After more than a year of aggressive campaigning from the Durham Association of Educators (DAE), the Durham school board approved North Carolina’s first ever meet and confer policy in a surprise 4-3 vote on Thursday night.
The policy approval, which gives the DAE input on district decisions without violating North Carolina’s laws against public sector collective bargaining, was a historic win for organized labor in the anti-union South. But in a Pyrrhic twist, it landed like a loss for the DAE, the district’s majority union whose members stormed out of the board room immediately after the vote.
“After months of thousands of workers being a part of a process, eight people decided on a final policy and totally left workers out of that process,” DAE president Mika Twietmeyer told INDY outside of the Durham Public Schools building.
The disagreement was over just one number, which the DAE and Superintendent Anthony Lewis have been haggling over for months: The percentage of membership necessary for other unions to win seats at the meet and confer table alongside DAE and administrators.
The board’s attorneys advised that they keep that membership requirement low, in order to avoid violating a state law that prohibits the board from giving any one employee group “preferential treatment” through policy (Asheville City Schools’ superintendent recently adopted a meet and confer procedure, which the superintendent can carry out without board approval and thus lacks the permanence of policy).
At Thursday’s meeting, Lewis presented a draft that would give other organizations a seat if they could demonstrate they represent at least 6 percent of non-administrative staff. The DAE’s draft called for 30 percent. No DPS organization other than DAE has demonstrated enough support to reach either of those thresholds.
The board ordinarily views draft policies at two meetings before voting on them, and most board members seemed ready to step back and let Lewis and the DAE come back with an agreement on that number. (During a recess in the proceedings, Lewis even pulled a chair up in front of Twietmeyer and quietly asked if she would be willing to meet again. Twietmeyer agreed, as long as the meetings would be part of the public record.)
But the board still haggled over that number for 40 minutes until veteran board member Natalie Beyer made the surprise move to call the policy for a vote without a later second reading. Beyer was the most persistent in arguing for keeping the threshold to six percent, as strongly suggested by the board’s attorney. She pointed out that the board, and its attorney, would ultimately be the ones to answer to the state for any broken laws.
“We didn’t write it, we don’t like it,” Beyer said of the state law. “But we are trying to give a win to our education association.”
Board members, caught off guard, sat and processed Beyer’s motion for 14 seconds before Millicent Rogers moved to second it.

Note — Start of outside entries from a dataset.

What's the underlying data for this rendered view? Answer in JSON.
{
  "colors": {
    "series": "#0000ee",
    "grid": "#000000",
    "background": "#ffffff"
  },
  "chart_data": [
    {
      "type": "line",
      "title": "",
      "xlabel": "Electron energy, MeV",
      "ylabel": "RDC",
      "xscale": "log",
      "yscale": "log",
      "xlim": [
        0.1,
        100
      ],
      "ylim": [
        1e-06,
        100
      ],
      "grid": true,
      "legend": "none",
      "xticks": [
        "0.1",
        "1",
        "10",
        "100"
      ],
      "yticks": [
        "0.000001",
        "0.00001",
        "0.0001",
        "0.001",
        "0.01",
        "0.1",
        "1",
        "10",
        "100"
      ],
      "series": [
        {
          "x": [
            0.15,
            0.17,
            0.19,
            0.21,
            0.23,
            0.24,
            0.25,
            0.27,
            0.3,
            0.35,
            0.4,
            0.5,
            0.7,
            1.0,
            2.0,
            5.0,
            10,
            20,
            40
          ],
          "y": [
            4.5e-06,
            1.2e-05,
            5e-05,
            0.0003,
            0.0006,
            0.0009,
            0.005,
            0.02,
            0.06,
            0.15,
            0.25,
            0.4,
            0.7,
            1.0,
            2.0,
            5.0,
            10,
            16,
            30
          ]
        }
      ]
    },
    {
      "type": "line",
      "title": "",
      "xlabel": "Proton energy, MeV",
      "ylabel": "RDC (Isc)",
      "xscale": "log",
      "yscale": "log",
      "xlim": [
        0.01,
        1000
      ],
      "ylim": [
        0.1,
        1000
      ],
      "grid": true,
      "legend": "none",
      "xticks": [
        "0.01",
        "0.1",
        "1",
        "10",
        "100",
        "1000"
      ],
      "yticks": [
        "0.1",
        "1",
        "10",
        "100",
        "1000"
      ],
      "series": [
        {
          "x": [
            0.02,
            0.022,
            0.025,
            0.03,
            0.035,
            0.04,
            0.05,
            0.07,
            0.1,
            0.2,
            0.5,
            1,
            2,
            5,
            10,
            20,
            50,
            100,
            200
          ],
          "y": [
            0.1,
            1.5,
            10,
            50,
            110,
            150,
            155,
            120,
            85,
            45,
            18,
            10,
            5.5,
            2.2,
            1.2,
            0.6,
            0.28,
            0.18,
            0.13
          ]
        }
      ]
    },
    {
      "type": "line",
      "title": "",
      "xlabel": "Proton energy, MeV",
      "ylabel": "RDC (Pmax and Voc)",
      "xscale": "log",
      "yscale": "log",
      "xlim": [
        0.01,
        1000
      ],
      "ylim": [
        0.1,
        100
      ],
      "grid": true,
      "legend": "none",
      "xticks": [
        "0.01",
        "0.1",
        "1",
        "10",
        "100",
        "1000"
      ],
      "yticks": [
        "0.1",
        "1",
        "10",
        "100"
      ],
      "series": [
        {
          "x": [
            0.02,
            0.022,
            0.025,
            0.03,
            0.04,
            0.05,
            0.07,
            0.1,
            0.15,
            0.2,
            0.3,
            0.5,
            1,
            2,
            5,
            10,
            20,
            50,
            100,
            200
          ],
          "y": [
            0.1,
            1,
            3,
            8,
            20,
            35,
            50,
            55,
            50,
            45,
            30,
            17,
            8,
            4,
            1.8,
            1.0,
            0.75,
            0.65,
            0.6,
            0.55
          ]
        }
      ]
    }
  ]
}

Beyer and Rogers were clearly frustrated with a process that has consistently been tense, but has only recently turned truly contentious. Beyer specifically mentioned a March meeting between the superintendent and the DAE, at which a room of over 100 red-shirted educators hissed and jeered at the superintendent as he sat at table with over a dozen DAE representatives.
Even board member Joy Harrell Goff, who spoke in support of the DAE policy at the beginning of that meeting, called the later parts of the encounter “very uncomfortable,” and “not our best moment.”
Since that meeting, communications have continued to break down as the DAE and members of the board have invited each other to more meetings while declining the other’s invitations.
In late March, the DAE invited board members to public meetings later in April. A few days after that invitation, the board invited the DAE for an hour-long budget talk at this week’s Wednesday budget hearing. But the DAE didn’t show up on Wednesday, and only three board members have indicated that they will accept the DAE’s invitation next week.
INDY has also viewed district records that show that most board members missed at least one recent email from the DAE because the district’s security system flagged the mass-comminqués as suspicious.
As Thursday’s meeting dragged on, the number of DAE members in the audience dwindled until only about 20 remained to silently watch as board members bartered over that membership threshold. After an hour of this, Beyer reminded her colleagues that the policy could still be edited after it was approved.
“It is putting something in place that gets this moving, and can be modified in the future as all policies can,” she said.
Harrell Goff, Emily Chávez, and Wendell Tabb voted no. Tabb had repeatedly urged members to “trust the process” by sending Lewis to meet with DAE again, and even made a last-ditch effort to try to get Beyer to rescind her motion for a vote.
Beyer, Rogers, and Bettina Umstead voted yes, joined by Jessia Carda-Auten in a surprise shift.
Carda-Auten had previously spoken in support of DAE’s version of the policy, including at that heated March meeting, and made several attempts—including a failed amendment to the draft—on Thursday to raise the board’s percentage figure closer to the DAE’s. It wasn’t immediately clear why she voted for the policy with the six percent threshold.
The board then went into closed session. No members were available for comment Thursday night.
Outside the downtown DPS headquarters around 11 p.m., the DAE huddled to try to figure out what to do at the end of an exhausting process that won them nearly everything they asked for, but may have shown the limits of their influence.
Under the approved policy, the meet and confer sessions will start in October. Will the DAE, as the district’s only currently eligible organization, attend those meetings? Or will they push for a change to the policy?
“Our members will decide how to proceed,” Twietmeyer told INDY after the huddle.